= Michael F. Tighe =

American steel worker and unionist (1858 - 1940)

Michael Francis Tighe (1858-1940) was an American steelworker and trade union leader. He was a member of the Amalgamated Association of Iron and Steel Workers for 64 years. From 1911 to 1919, he served as secretary-treasurer. He then was elected national president, a position he kept until December 31, 1936. He was known as a relative conservatism within the labor movement and opposed John L. Lewis and the formation of the CIO before eventually working with the CIO's Steel Workers Organizing Committee. The AA and SWOC merged in 1942 to form the United Steelworkers.

==Early life==
Tighe was the son of a steelworker.

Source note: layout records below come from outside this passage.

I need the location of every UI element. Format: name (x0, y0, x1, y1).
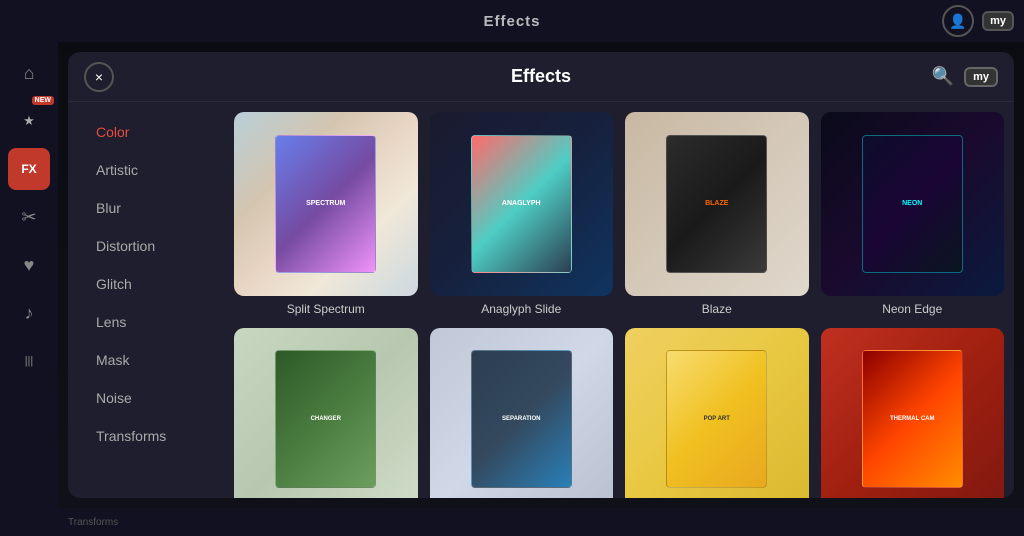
effect-box-color-changer: CHANGER (275, 350, 376, 488)
effect-thumb-halftone-pop: POP ART (625, 328, 809, 499)
app-sidebar: ⌂ ★ NEW FX ✂ ♥ ♪ ||| (0, 42, 58, 536)
effect-box-blaze: BLAZE (666, 135, 767, 273)
category-item-color[interactable]: Color (76, 114, 220, 150)
effect-thumb-thermal-cam: THERMAL CAM (821, 328, 1005, 499)
modal-header-right: 🔍 my (932, 66, 998, 87)
effect-thumb-color-changer: CHANGER (234, 328, 418, 499)
effect-box-anaglyph-slide: ANAGLYPH (471, 135, 572, 273)
category-item-mask[interactable]: Mask (76, 342, 220, 378)
effect-item-split-spectrum[interactable]: SPECTRUM Split Spectrum (234, 112, 418, 316)
close-button[interactable]: × (84, 62, 114, 92)
search-icon[interactable]: 🔍 (932, 66, 954, 87)
app-topbar-title: Effects (483, 13, 540, 30)
new-label: NEW (32, 96, 54, 105)
effect-thumb-split-spectrum: SPECTRUM (234, 112, 418, 296)
effect-item-thermal-cam[interactable]: THERMAL CAM Thermal Cam (821, 328, 1005, 499)
category-item-glitch[interactable]: Glitch (76, 266, 220, 302)
effect-box-thermal-cam: THERMAL CAM (862, 350, 963, 488)
effect-item-anaglyph-slide[interactable]: ANAGLYPH Anaglyph Slide (430, 112, 614, 316)
effect-item-halftone-pop[interactable]: POP ART Halftone Pop (625, 328, 809, 499)
sidebar-icon-heart[interactable]: ♥ (8, 244, 50, 286)
app-bottombar: Transforms (58, 508, 1024, 536)
effect-thumb-anaglyph-slide: ANAGLYPH (430, 112, 614, 296)
category-list: Color Artistic Blur Distortion Glitch Le… (68, 102, 228, 498)
effect-item-blaze[interactable]: BLAZE Blaze (625, 112, 809, 316)
category-item-transforms[interactable]: Transforms (76, 418, 220, 454)
effect-box-halftone-pop: POP ART (666, 350, 767, 488)
sidebar-icon-waveform[interactable]: ||| (8, 340, 50, 382)
effect-label-blaze: Blaze (702, 302, 732, 316)
bottombar-text: Transforms (68, 517, 118, 528)
effect-box-split-spectrum: SPECTRUM (275, 135, 376, 273)
modal-overlay: × Effects 🔍 my Color Artistic Blur Disto… (58, 42, 1024, 508)
user-icon[interactable]: 👤 (942, 5, 974, 37)
app-topbar-right: 👤 my (942, 5, 1014, 37)
effect-item-color-changer[interactable]: CHANGER Color Changer (234, 328, 418, 499)
effect-box-color-isolation: SEPARATION (471, 350, 572, 488)
category-item-lens[interactable]: Lens (76, 304, 220, 340)
category-item-noise[interactable]: Noise (76, 380, 220, 416)
my-badge-modal[interactable]: my (964, 67, 998, 87)
modal-header: × Effects 🔍 my (68, 52, 1014, 102)
effect-thumb-blaze: BLAZE (625, 112, 809, 296)
effect-box-neon-edge: NEON (862, 135, 963, 273)
category-item-artistic[interactable]: Artistic (76, 152, 220, 188)
effect-thumb-neon-edge: NEON (821, 112, 1005, 296)
sidebar-icon-fx[interactable]: FX (8, 148, 50, 190)
category-item-distortion[interactable]: Distortion (76, 228, 220, 264)
modal-body: Color Artistic Blur Distortion Glitch Le… (68, 102, 1014, 498)
sidebar-icon-home[interactable]: ⌂ (8, 52, 50, 94)
effect-label-split-spectrum: Split Spectrum (287, 302, 365, 316)
app-topbar: Effects 👤 my (0, 0, 1024, 42)
effects-grid-container[interactable]: SPECTRUM Split Spectrum ANAGLYPH Anaglyp… (228, 102, 1014, 498)
sidebar-icon-bowtie[interactable]: ✂ (8, 196, 50, 238)
effect-item-neon-edge[interactable]: NEON Neon Edge (821, 112, 1005, 316)
effect-label-anaglyph-slide: Anaglyph Slide (481, 302, 561, 316)
effect-item-color-isolation[interactable]: SEPARATION Color Isolation (430, 328, 614, 499)
sidebar-icon-music[interactable]: ♪ (8, 292, 50, 334)
my-badge-top[interactable]: my (982, 11, 1014, 31)
category-item-blur[interactable]: Blur (76, 190, 220, 226)
effects-grid: SPECTRUM Split Spectrum ANAGLYPH Anaglyp… (234, 112, 1004, 498)
effects-modal: × Effects 🔍 my Color Artistic Blur Disto… (68, 52, 1014, 498)
sidebar-icon-new[interactable]: ★ NEW (8, 100, 50, 142)
effect-label-neon-edge: Neon Edge (882, 302, 942, 316)
modal-title: Effects (511, 66, 571, 87)
effect-thumb-color-isolation: SEPARATION (430, 328, 614, 499)
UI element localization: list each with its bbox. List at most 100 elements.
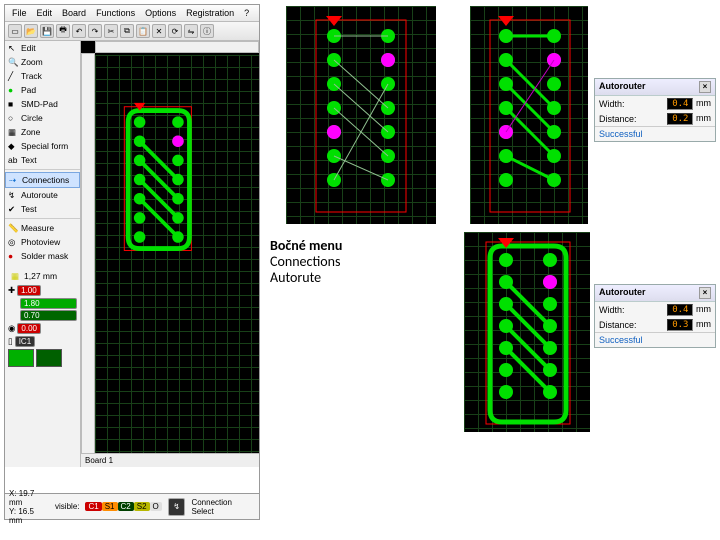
- grid-icon: ▦: [11, 271, 21, 281]
- sidebar-item-pad[interactable]: ●Pad: [5, 83, 80, 97]
- sidebar-item-autoroute[interactable]: ↯Autoroute: [5, 188, 80, 202]
- status-y: Y: 16.5 mm: [9, 507, 49, 525]
- cross-icon: ✚: [8, 285, 15, 296]
- tb-print[interactable]: 🖶: [56, 24, 70, 38]
- menubar: File Edit Board Functions Options Regist…: [5, 5, 259, 22]
- autorouter-dialog-1: Autorouter× Width:0.4 mm Distance:0.2 mm…: [594, 78, 716, 142]
- canvas-grid: [95, 55, 259, 467]
- swatch-green-dark[interactable]: [36, 349, 62, 367]
- board-canvas[interactable]: Board 1: [81, 41, 259, 467]
- distance-unit: mm: [696, 319, 711, 329]
- distance-unit: mm: [696, 113, 711, 123]
- preview-airwires: [286, 6, 436, 224]
- tab-board1[interactable]: Board 1: [85, 456, 113, 465]
- menu-file[interactable]: File: [9, 7, 30, 19]
- tb-mirror[interactable]: ⇋: [184, 24, 198, 38]
- tb-info[interactable]: ⓘ: [200, 24, 214, 38]
- zone-icon: ▦: [8, 127, 18, 137]
- sidebar-item-label: Text: [21, 155, 37, 165]
- photoview-icon: ◎: [8, 237, 18, 247]
- sidebar-item-soldermask[interactable]: ●Solder mask: [5, 249, 80, 263]
- connections-icon: ⇢: [9, 175, 19, 185]
- readout-3: 0.70: [20, 310, 77, 321]
- sidebar-item-text[interactable]: abText: [5, 153, 80, 167]
- status-toggle[interactable]: ↯: [168, 498, 186, 516]
- sidebar-item-track[interactable]: ╱Track: [5, 69, 80, 83]
- sidebar-item-photoview[interactable]: ◎Photoview: [5, 235, 80, 249]
- readout-4: 0.00: [17, 323, 41, 334]
- tb-cut[interactable]: ✂: [104, 24, 118, 38]
- chip-c1[interactable]: C1: [85, 502, 101, 511]
- sidebar-item-zoom[interactable]: 🔍Zoom: [5, 55, 80, 69]
- width-label: Width:: [599, 99, 625, 109]
- swatch-green-light[interactable]: [8, 349, 34, 367]
- distance-input[interactable]: 0.2: [667, 113, 693, 125]
- menu-registration[interactable]: Registration: [183, 7, 237, 19]
- sidebar-item-label: Measure: [21, 223, 54, 233]
- sidebar-item-edit[interactable]: ↖Edit: [5, 41, 80, 55]
- sidebar-item-connections[interactable]: ⇢Connections: [5, 172, 80, 188]
- sidebar-item-test[interactable]: ✔Test: [5, 202, 80, 216]
- chip-s2[interactable]: S2: [134, 502, 150, 511]
- tb-open[interactable]: 📂: [24, 24, 38, 38]
- sidebar-item-zone[interactable]: ▦Zone: [5, 125, 80, 139]
- autorouter-dialog-2: Autorouter× Width:0.4 mm Distance:0.3 mm…: [594, 284, 716, 348]
- tb-copy[interactable]: ⧉: [120, 24, 134, 38]
- dialog-status: Successful: [595, 332, 715, 347]
- circle-icon: ○: [8, 113, 18, 123]
- special-icon: ◆: [8, 141, 18, 151]
- menu-options[interactable]: Options: [142, 7, 179, 19]
- menu-help[interactable]: ?: [241, 7, 252, 19]
- grid-size[interactable]: ▦1,27 mm: [8, 269, 77, 283]
- cursor-icon: ↖: [8, 43, 18, 53]
- sidebar-item-label: Circle: [21, 113, 43, 123]
- track-icon: ╱: [8, 71, 18, 81]
- annotation-line3: Autorute: [270, 270, 342, 286]
- sidebar-item-circle[interactable]: ○Circle: [5, 111, 80, 125]
- width-input[interactable]: 0.4: [667, 304, 693, 316]
- ruler-horizontal: [95, 41, 259, 53]
- zoom-icon: 🔍: [8, 57, 18, 67]
- tb-paste[interactable]: 📋: [136, 24, 150, 38]
- menu-board[interactable]: Board: [59, 7, 89, 19]
- status-mode: Connection Select: [191, 498, 255, 516]
- sidebar-item-label: Zone: [21, 127, 40, 137]
- sidebar-item-label: Connections: [22, 175, 69, 185]
- dialog-title: Autorouter: [599, 287, 646, 299]
- chip-o[interactable]: O: [150, 502, 162, 511]
- tb-delete[interactable]: ✕: [152, 24, 166, 38]
- sidebar-item-label: Test: [21, 204, 37, 214]
- dialog-close-icon[interactable]: ×: [699, 81, 711, 93]
- autoroute-icon: ↯: [8, 190, 18, 200]
- layer-chips: C1S1C2S2O: [85, 502, 161, 511]
- ruler-vertical: [81, 53, 95, 455]
- distance-input[interactable]: 0.3: [667, 319, 693, 331]
- toolbar: ▭ 📂 💾 🖶 ↶ ↷ ✂ ⧉ 📋 ✕ ⟳ ⇋ ⓘ: [5, 22, 259, 41]
- sidebar-item-smd[interactable]: ■SMD-Pad: [5, 97, 80, 111]
- sidebar: ↖Edit 🔍Zoom ╱Track ●Pad ■SMD-Pad ○Circle…: [5, 41, 81, 467]
- ic-icon: ▯: [8, 336, 13, 347]
- tb-undo[interactable]: ↶: [72, 24, 86, 38]
- readout-5: IC1: [15, 336, 35, 347]
- width-unit: mm: [696, 98, 711, 108]
- measure-icon: 📏: [8, 223, 18, 233]
- tab-bar: Board 1: [81, 453, 259, 467]
- annotation-text: Bočné menu Connections Autorute: [270, 238, 342, 286]
- menu-functions[interactable]: Functions: [93, 7, 138, 19]
- sidebar-item-label: Special form: [21, 141, 68, 151]
- color-swatches: [8, 349, 77, 367]
- tb-new[interactable]: ▭: [8, 24, 22, 38]
- pcb-app-window: File Edit Board Functions Options Regist…: [4, 4, 260, 494]
- sidebar-item-measure[interactable]: 📏Measure: [5, 221, 80, 235]
- tb-save[interactable]: 💾: [40, 24, 54, 38]
- tb-redo[interactable]: ↷: [88, 24, 102, 38]
- dialog-close-icon[interactable]: ×: [699, 287, 711, 299]
- menu-edit[interactable]: Edit: [34, 7, 56, 19]
- sidebar-item-special[interactable]: ◆Special form: [5, 139, 80, 153]
- chip-s1[interactable]: S1: [102, 502, 118, 511]
- chip-c2[interactable]: C2: [118, 502, 134, 511]
- tb-rotate[interactable]: ⟳: [168, 24, 182, 38]
- width-input[interactable]: 0.4: [667, 98, 693, 110]
- sidebar-item-label: Autoroute: [21, 190, 58, 200]
- distance-label: Distance:: [599, 114, 637, 124]
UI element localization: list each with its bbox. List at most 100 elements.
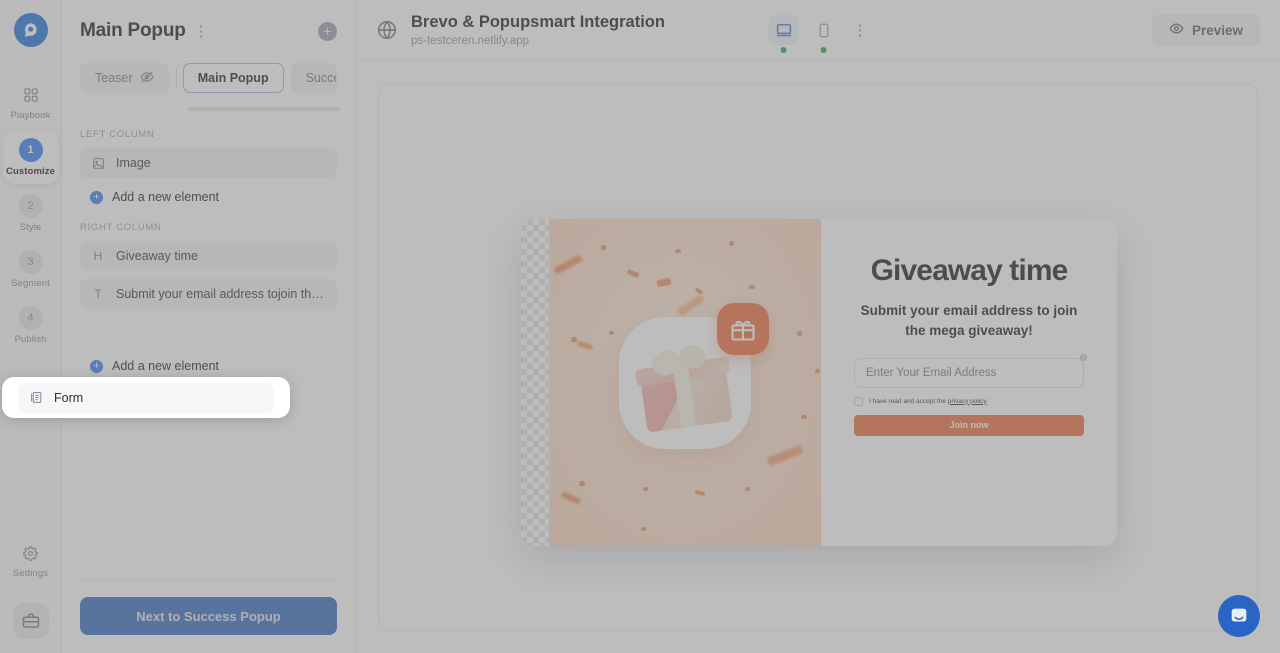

He began working at the age of 10 in a nail factory in Wheeling, West Virginia where he made $2 a week. He began his career as a steelworker at 14 and served an apprenticeship as a member of the Sons of Vulcan.

==Personal==
Tighe married to Elizabeth Leonhart of Marietta, Ohio on August 15, 1889. The couple had one child, who died at the age of 3. Tighe died at the age of 82 at the West Penn Hospital following a paralytic stroke which occurred while reading a newspaper on his porch at his home in Pittsburgh's East Liberty neighborhood. He picked out a gravesite in Greenwood Cemetery in Wheeling prior to his death.